Maintaining Quality Amid Growth

Cantwell said that with PACS expanding in multiple regional markets, a decentralized model is key to their success.

“All of our administrators and DONs, friends and clinical staff on site make their decisions, but then we have robust regional clinical teams that consult and mentor,” she said. “We don’t compromise on our clinical processes. So those are our standardized processes, our clinical processes.”

She also said it is important to build managed care partnerships and understand each facility’s skilled mix.

With your managed care, [it’s important] you understand what your skilled mix is, that you understand the type of patients you’re bringing in and then can appropriately align care with the billing model,” she said. “The more you understand that, the more intentional you can be with those models.”

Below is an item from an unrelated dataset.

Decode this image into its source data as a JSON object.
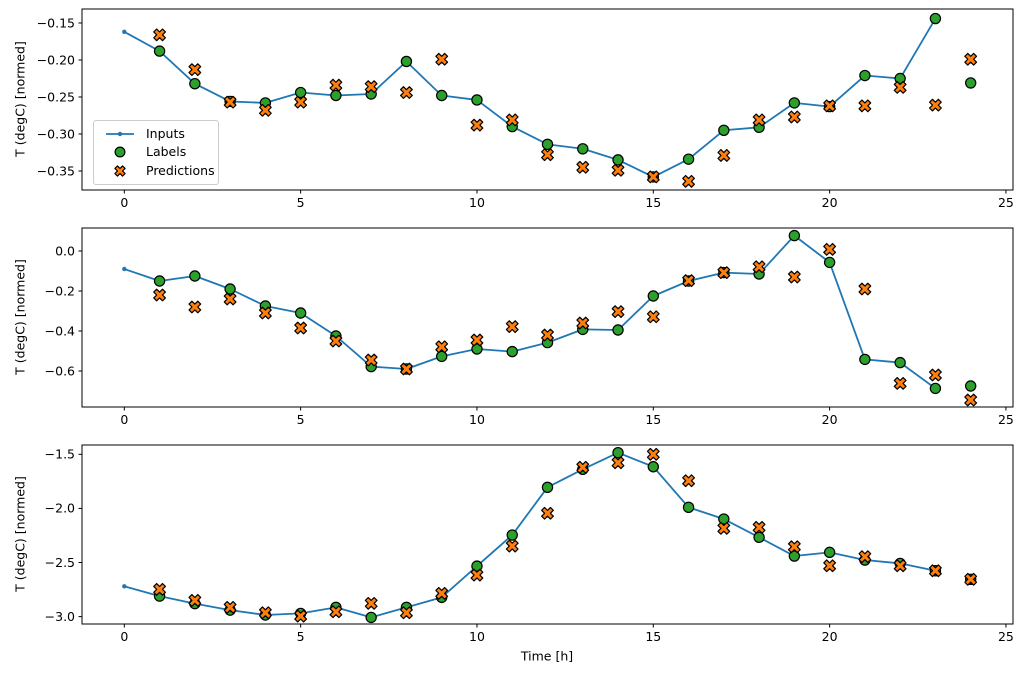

She also stressed the need to be proactive and intentional rather than reactive to avoid financial challenges.

For us, that’s paramount as we begin being proactive and intentional about not being reactive because all of a sudden, you’re going under because you haven’t been able to control your finances and that billing mix, because the goal is patient-centered care,” she said.

Cantwell said she is hopeful for improvements in managed care contracts, reimbursement rates, and the desire of nurses to work in skilled nursing and post-acute care facilities.

“Talent of high quality [nurses] really changes the landscape inside our facility,” she said. “So, having well-trained, highly-educated [staff], and attractive places [help] to recruit high quality staff.”

Adapting to market needs

Dempsey said Trilogy’s partnership with other providers in Indiana, leading to the establishment of an I-SNP (Institutional Special Needs Plan), is scheduled to go live in 2025.

The I-SNP, among other efforts, is a part of Trilogy’s strategy to adapt to market needs. Another initiative included establishing dialysis units within facilities to address transportation challenges faced by patients.

She said that by establishing dialysis units within their facilities, Trilogy aims to alleviate the burden of transport for patients, ensuring they can access necessary medical care conveniently. The units are owned and operated by Trilogy.

“We get a lot of referrals for dialysis, and people don’t want to take them because transport is an issue,” she said. “It’s been effective in the right markets. It’s beneficial to our residents because they don’t have to worry about transport. They just roll to the unit, get dialyzed and go back.”

She said that by working with hospitals, the model drives business but also fosters collaboration between healthcare entities.

“It also helps with short term admissions, where we can meet their needs and get them back out to the community,” she said.

Moreau said A.G. Rhodes’ responded to Atlanta’s traffic issues by partnering with a dialysis provider in two of their facilities.

“A lot of the hospitals were really struggling to get those dialysis patients placed, because of transport costs and the burden on the patient like sitting in traffic in Atlanta,” she said. “It might only be 10 miles, but that could take over an hour, two hours, depending on the traffic.”

Moreau added that since memory care is a big need in the industry, A.G. Rhodes added specialized units for patients with memory care needs.

“There’s not a lot of specialized places for that,” she said. “So, we expanded one of our homes and added a new unit that is specifically designed for those living with dementia and memory care.”